What further steps can I take to resolve this urgent issue?
And did you manage to take a look at my nsight report?
Thanks
1 Like
Hi,
Sorry for the late update.
Do you have a reproducible source can share with us?
We need to check it further for the suggestion.
Thanks.
1 Like
nikola2
September 13, 2023, 9:07am
13
Hi,
here’s the source code you can try.

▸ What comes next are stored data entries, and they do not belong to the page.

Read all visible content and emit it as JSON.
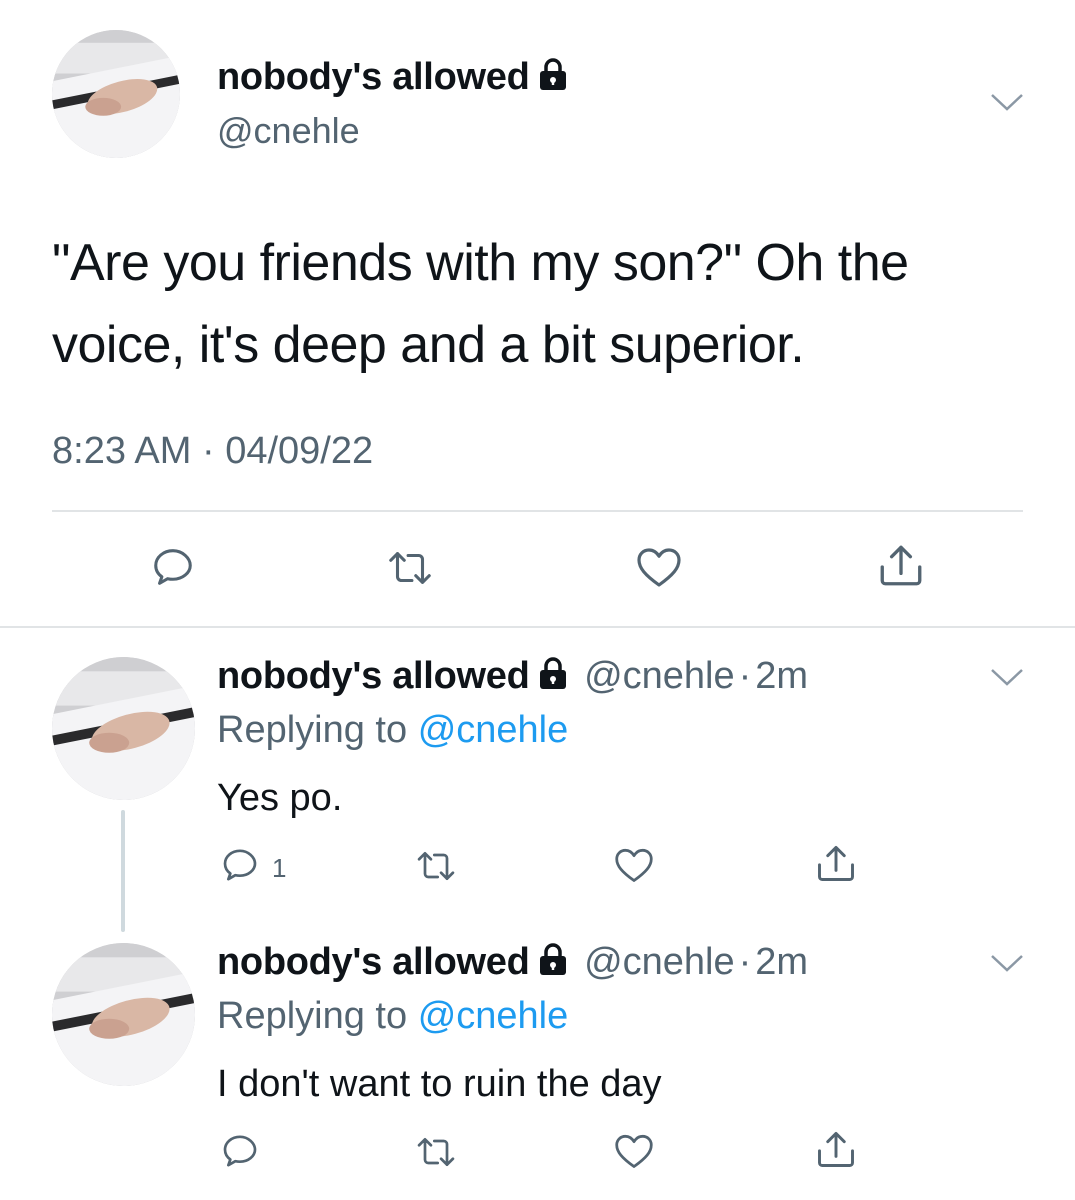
{
  "main_tweet": {
    "display_name": "nobody's allowed",
    "handle": "@cnehle",
    "text_line1": "\"Are you friends with my son?\" Oh the",
    "text_line2": "voice, it's deep and a bit superior.",
    "time": "8:23 AM",
    "separator": "·",
    "date": "04/09/22"
  },
  "replies": [
    {
      "display_name": "nobody's allowed",
      "handle": "@cnehle",
      "separator": "·",
      "time_ago": "2m",
      "replying_prefix": "Replying to",
      "replying_to": "@cnehle",
      "text": "Yes po.",
      "reply_count": "1"
    },
    {
      "display_name": "nobody's allowed",
      "handle": "@cnehle",
      "separator": "·",
      "time_ago": "2m",
      "replying_prefix": "Replying to",
      "replying_to": "@cnehle",
      "text": "I don't want to ruin the day",
      "reply_count": ""
    }
  ],
  "icons": {
    "reply": "reply-icon",
    "retweet": "retweet-icon",
    "like": "heart-icon",
    "share": "share-icon",
    "lock": "lock-icon",
    "more": "chevron-down-icon"
  },
  "colors": {
    "text": "#0f1419",
    "secondary": "#536471",
    "link": "#1d9bf0",
    "divider": "#e1e4e6"
  }
}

I’ve included couple of Yolo models on this link.
import os
import time
from datetime import datetime
import cv2
import numpy as np
import tensorflow as tf
YOLO_TRT_MODEL_DIR = "weights/tftrt_saved_model_2"

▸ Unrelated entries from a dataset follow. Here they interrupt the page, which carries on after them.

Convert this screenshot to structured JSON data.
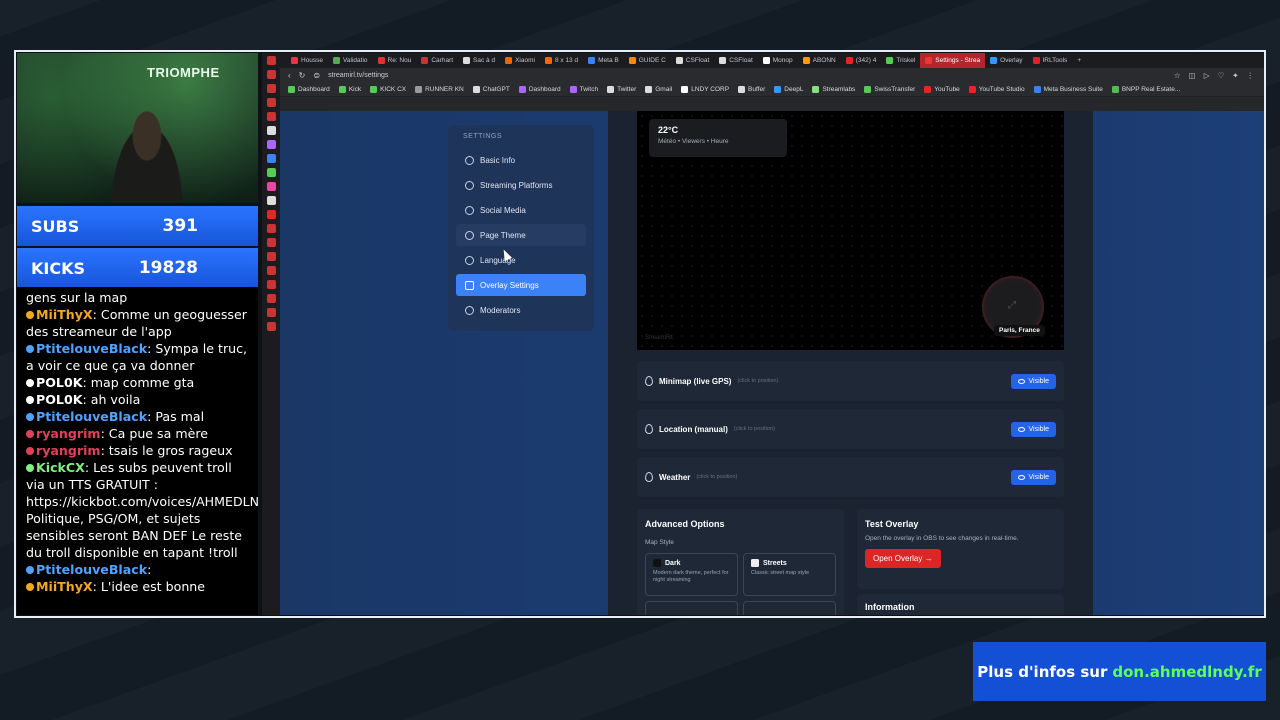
{
  "stream": {
    "subs_label": "SUBS",
    "subs_value": "391",
    "kicks_label": "KICKS",
    "kicks_value": "19828",
    "cam_text": "TRIOMPHE",
    "banner_prefix": "Plus d'infos sur",
    "banner_link": "don.ahmedlndy.fr"
  },
  "chat": [
    {
      "user": "",
      "user_color": "#fff",
      "text": "gens sur la map"
    },
    {
      "user": "MiiThyX",
      "user_color": "#f5a623",
      "text": ": Comme un geoguesser des streameur de l'app"
    },
    {
      "user": "PtitelouveBlack",
      "user_color": "#4da3ff",
      "text": ": Sympa le truc, a voir ce que ça va donner"
    },
    {
      "user": "POL0K",
      "user_color": "#ffffff",
      "text": ": map comme gta"
    },
    {
      "user": "POL0K",
      "user_color": "#ffffff",
      "text": ": ah voila"
    },
    {
      "user": "PtitelouveBlack",
      "user_color": "#4da3ff",
      "text": ": Pas mal"
    },
    {
      "user": "ryangrim",
      "user_color": "#e0405a",
      "text": ": Ca pue sa mère"
    },
    {
      "user": "ryangrim",
      "user_color": "#e0405a",
      "text": ": tsais le gros rageux"
    },
    {
      "user": "KickCX",
      "user_color": "#7df07d",
      "text": ": Les subs peuvent troll via un TTS GRATUIT : https://kickbot.com/voices/AHMEDLNDY Politique, PSG/OM, et sujets sensibles seront BAN DEF Le reste du troll disponible en tapant !troll"
    },
    {
      "user": "PtitelouveBlack",
      "user_color": "#4da3ff",
      "text": ":"
    },
    {
      "user": "MiiThyX",
      "user_color": "#f5a623",
      "text": ": L'idee est bonne"
    }
  ],
  "browser": {
    "tabs": [
      "Housse",
      "Validatio",
      "Re: Nou",
      "Carhart",
      "Sac à d",
      "Xiaomi",
      "8 x 13 d",
      "Meta B",
      "GUIDE C",
      "CSFloat",
      "CSFloat",
      "Monop",
      "ABONN",
      "(342) 4",
      "Triskel",
      "Settings - Strea",
      "Overlay",
      "IRLTools"
    ],
    "tab_colors": [
      "#e34",
      "#5a5",
      "#d33",
      "#c33",
      "#ddd",
      "#e60",
      "#f60",
      "#3b82f6",
      "#f80",
      "#ddd",
      "#ddd",
      "#fff",
      "#f90",
      "#e22",
      "#5c5",
      "#e33",
      "#39f",
      "#d22"
    ],
    "active_tab_index": 15,
    "url": "streamirl.tv/settings",
    "bookmarks": [
      "Dashboard",
      "Kick",
      "KICK CX",
      "RUNNER KN",
      "ChatGPT",
      "Dashboard",
      "Twitch",
      "Twitter",
      "Gmail",
      "LNDY CORP",
      "Buffer",
      "DeepL",
      "Streamlabs",
      "SwissTransfer",
      "YouTube",
      "YouTube Studio",
      "Meta Business Suite",
      "BNPP Real Estate..."
    ],
    "bookmark_colors": [
      "#5c5",
      "#5c5",
      "#5c5",
      "#999",
      "#ddd",
      "#a6f",
      "#a6f",
      "#ddd",
      "#ddd",
      "#fff",
      "#ddd",
      "#39f",
      "#8d8",
      "#5c5",
      "#e22",
      "#e22",
      "#3b82f6",
      "#5b5"
    ]
  },
  "settings": {
    "title": "SETTINGS",
    "items": [
      "Basic Info",
      "Streaming Platforms",
      "Social Media",
      "Page Theme",
      "Language",
      "Overlay Settings",
      "Moderators"
    ],
    "active_index": 5,
    "hover_index": 3
  },
  "preview": {
    "temp": "22°C",
    "weather_sub": "Météo • Viewers • Heure",
    "city": "Paris, France",
    "watermark": "StreamIRL"
  },
  "rows": [
    {
      "name": "Minimap (live GPS)",
      "hint": "(click to position)",
      "button": "Visible"
    },
    {
      "name": "Location (manual)",
      "hint": "(click to position)",
      "button": "Visible"
    },
    {
      "name": "Weather",
      "hint": "(click to position)",
      "button": "Visible"
    }
  ],
  "advanced": {
    "title": "Advanced Options",
    "map_style_label": "Map Style",
    "dark_name": "Dark",
    "dark_desc": "Modern dark theme, perfect for night streaming",
    "streets_name": "Streets",
    "streets_desc": "Classic street map style"
  },
  "test": {
    "title": "Test Overlay",
    "desc": "Open the overlay in OBS to see changes in real-time.",
    "button": "Open Overlay →"
  },
  "info": {
    "title": "Information"
  },
  "colors": {
    "accent": "#3b82f6",
    "danger": "#dc2626",
    "stream_blue": "#1655d8",
    "link_green": "#5dff5d"
  }
}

# "weights/tftrt_saved_model_fp16"
# "weights/yolov4-trt-int8-320"
# "weights/yolov4_trt_convert"
WARMUPS = 50
input_size = (320, 320, 3)
physical_devices = tf.config.experimental.list_physical_devices('GPU')
if len(physical_devices) > 0:
tf.config.experimental.set_memory_growth(physical_devices[0], True)
model = tf.saved_model.load(YOLO_TRT_MODEL_DIR)
model_signature = model.signatures['serving_default']
crop = np.random.randint(256, size=input_size)
crop = crop / 255.
crop = np.asarray([crop]).astype(np.float32)
batch_data = tf.constant(crop)
for i in range(WARMUPS):
inference_start_time = datetime.today()
rez = model_signature(batch_data)
inference_end_time = datetime.today()
print('Yolo inference ' + str(i) + 'th time: ' + str(inference_end_time - inference_start_time))
image_dir = "./images/"
image_paths = sorted(os.listdir(image_dir))
for_start_time = time.time()
num_frames_processed = 0
for path in image_paths:
img_ori = cv2.imread(image_dir + os.path.sep + path)
image_data = cv2.resize(img_ori, (320, 320))
image_data = image_data / 255.
images_data = np.asarray([image_data]).astype(np.float32)
batch_data = tf.constant(images_data)
num_frames_processed += 1
yolo_inference_start_time = time.time()
model_signature(batch_data)
yolo_inference_end_time = time.time()
print('Yolo inference time: ', yolo_inference_end_time - yolo_inference_start_time)
for_end_time = time.time()
elapsed = for_end_time - for_start_time
print('Total inference time: ', elapsed)
fps = num_frames_processed/elapsed
print("FPS: {} , Elapsed Time: {} , Frames Processed: {}".format(fps, elapsed, num_frames_processed))
Hi,
Thanks for sharing the source.
We are checking this issue in deep.
Will get back to you later.
Hi,
Thanks for your patience.
We tried to reproduce this issue on Orin with JetPack 5.1.2 and TensorFlow 2.12.0+nv23.06.
But the inference looks stable. Do we miss anything?
Yolo inference 0th time: 0:05:39.952503
Yolo inference 1th time: 0:00:00.021688
Yolo inference 2th time: 0:00:00.021798
Yolo inference 3th time: 0:00:00.020233
Yolo inference 4th time: 0:00:00.019178
Yolo inference 5th time: 0:00:00.028624
Yolo inference 6th time: 0:00:00.020294
Yolo inference 7th time: 0:00:00.019433
Yolo inference 8th time: 0:00:00.019503
Yolo inference 9th time: 0:00:00.019213
Yolo inference 10th time: 0:00:00.019322
Yolo inference 11th time: 0:00:00.018929
Yolo inference 12th time: 0:00:00.019141
Yolo inference 13th time: 0:00:00.019016
Yolo inference 14th time: 0:00:00.018798
Yolo inference 15th time: 0:00:00.017910
Yolo inference 16th time: 0:00:00.017716
Yolo inference 17th time: 0:00:00.017683
Yolo inference 18th time: 0:00:00.017766
Yolo inference 19th time: 0:00:00.017273
Yolo inference 20th time: 0:00:00.017226
Yolo inference 21th time: 0:00:00.017296
Yolo inference 22th time: 0:00:00.017268
Yolo inference 23th time: 0:00:00.017042
Yolo inference 24th time: 0:00:00.017454
...
Thanks.
1 Like
nikola2
October 16, 2023, 12:26pm
16
Hi, thank you for testing out my code. However I resolved this problem by switching to DeepStream and TRT, now inference time is stable.
system
Closed
November 6, 2023, 7:55am
18
This topic was automatically closed 14 days after the last reply. New replies are no longer allowed.